Opinion
Is this the canary in the coal mine for retirement village operators? The future when care crosses independent living

On 18 February, the Aged Care Quality and Safety Commission quietly released an ‘Exposure Draft’ for the Aged Care Financial and Prudential Standards 2025. In it the Federal Government crossed the line into retirement villages. 

See the wording above. In simple terms it means village operators will have to hold in cash 10% of all potential payouts to departing residents. 

Given the average resident stays nine to ten years, this would mean all the ‘profit’ for the year must be kept as cash. This does not work at so many levels. 

Why? And what can this mean? Village legislation is state based; aged care is federal based. But the federal Commission’s draft regulations wants to in effect control the liquidity of village operators that also deliver aged care.  

The two predominant reasons are, first, the Federal Government funds aged care to the tune of $38 billion a year, and wants to know the businesses receiving that cash are liquid (meaning stable and can meet their financial responsibilities). 

Second, this is the third time the Department of Health and Aged Care has recognised that villages have a future in delivering aged care at scale. 

Its exposure draft for the Aged Care Bill 2023 published on 14 December 2023 says if a village has aged care bed like facilities and claims aged care like fees, those facilities (and the operator) will have to comply with all aged care regulations. 

Second, the federal Department has agreed to pilot and fund ‘shared care’ in 30 villages, where home care packages can be ‘shared’ to pool cash to fund care related services for all village residents, like a registered nurse on site. 

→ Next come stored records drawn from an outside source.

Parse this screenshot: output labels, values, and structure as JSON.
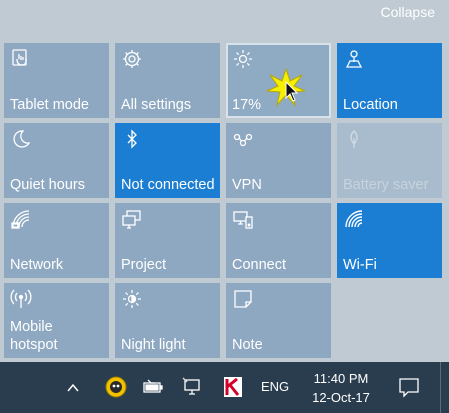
{
  "action_center": {
    "collapse_label": "Collapse",
    "tiles": [
      {
        "label": "Tablet mode",
        "icon": "tablet-mode-icon",
        "state": "off"
      },
      {
        "label": "All settings",
        "icon": "gear-icon",
        "state": "off"
      },
      {
        "label": "17%",
        "icon": "brightness-icon",
        "state": "selected"
      },
      {
        "label": "Location",
        "icon": "location-icon",
        "state": "on"
      },
      {
        "label": "Quiet hours",
        "icon": "moon-icon",
        "state": "off"
      },
      {
        "label": "Not connected",
        "icon": "bluetooth-icon",
        "state": "on"
      },
      {
        "label": "VPN",
        "icon": "vpn-icon",
        "state": "off"
      },
      {
        "label": "Battery saver",
        "icon": "leaf-icon",
        "state": "disabled"
      },
      {
        "label": "Network",
        "icon": "network-icon",
        "state": "off"
      },
      {
        "label": "Project",
        "icon": "project-icon",
        "state": "off"
      },
      {
        "label": "Connect",
        "icon": "connect-icon",
        "state": "off"
      },
      {
        "label": "Wi-Fi",
        "icon": "wifi-icon",
        "state": "on"
      },
      {
        "label": "Mobile\nhotspot",
        "icon": "mobile-hotspot-icon",
        "state": "off"
      },
      {
        "label": "Night light",
        "icon": "night-light-icon",
        "state": "off"
      },
      {
        "label": "Note",
        "icon": "note-icon",
        "state": "off"
      }
    ]
  },
  "taskbar": {
    "language": "ENG",
    "time": "11:40 PM",
    "date": "12-Oct-17"
  },
  "colors": {
    "accent": "#1b7ed3",
    "tile_off": "#8ea8c2",
    "panel_bg": "#bfcad3",
    "taskbar_bg": "#2a3d4e"
  }
}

And now this liquidity requirement. Note, in the draft, it applies only to operators that also have residential aged care services, but they don’t have to be on the same physical site. If you have a separate stand alone village, you are still caught. 

Is this liquidity call a fair and reasonable demand? We asked the Department how many aged care operators have gone bust and had to be baled out. Their response to us yesterday: 

Response:  

  • Two aged care providers have ceased operating in last three years and triggered the Accommodation Payment Guarantee Scheme.  

  • In these instances, the Australian Government repaid residents' Refundable Accommodation Deposits (RADs). 

  • Neither provider is understood to have delivered retirement village services. Retirement villages are subject to state and territory-based legislation under the Aged Care Act 1997. 

Two providers in three years, out of 750, with nearly 50% operating at a loss (according to the StewartBrown Quarterly Survey). That actually sounds like a positive result. 

Our view is that customers will increasingly insist on staying in their village home receiving very high levels of home care and hospital in the home, rather than moving to residential care, if they can get a bed. 

This means more federal cash will be flowing into the village and with it, more regulation. 

This liquidity move was not discussed with the sector before it appeared in the Draft. Do we want policy formed by bureaucrats in isolation? 

Last Wednesday the new Aged Care Quality and Safety Commissioner Liz Hefren-Webb told Senate Estimates "I've had some robust feedback". 

Peter Edwards, Acting Deputy Commissioner ACQSC, maintained the regulator had consulted broadly when developing the liquidity ratios, including with the Older Persons Advocacy Network (OPAN), Council on the Ageing (COTA), Ageing Australia, McGrathNicol, StewartBrown, and the Aged Care Workforce Remote Accord. 

There are no providers mentioned here, and we checked with StewartBrown – they did not know of the village liquidity inclusion. 

Ageing Australia and its members were taken by surprise on the direct aged care liquidity requirements. 

We are aware that the Retirement Living Council has gathered the CFOs of its members to shape a response.  

They all have until 7 March; that is this Friday, 15 working days since the Draft was quietly released for comment. 

The question then: is this the canary in the coal mine for the retirement village sector, warning that increased federal regulation is likely as the sector supports more care delivered in its independent living units?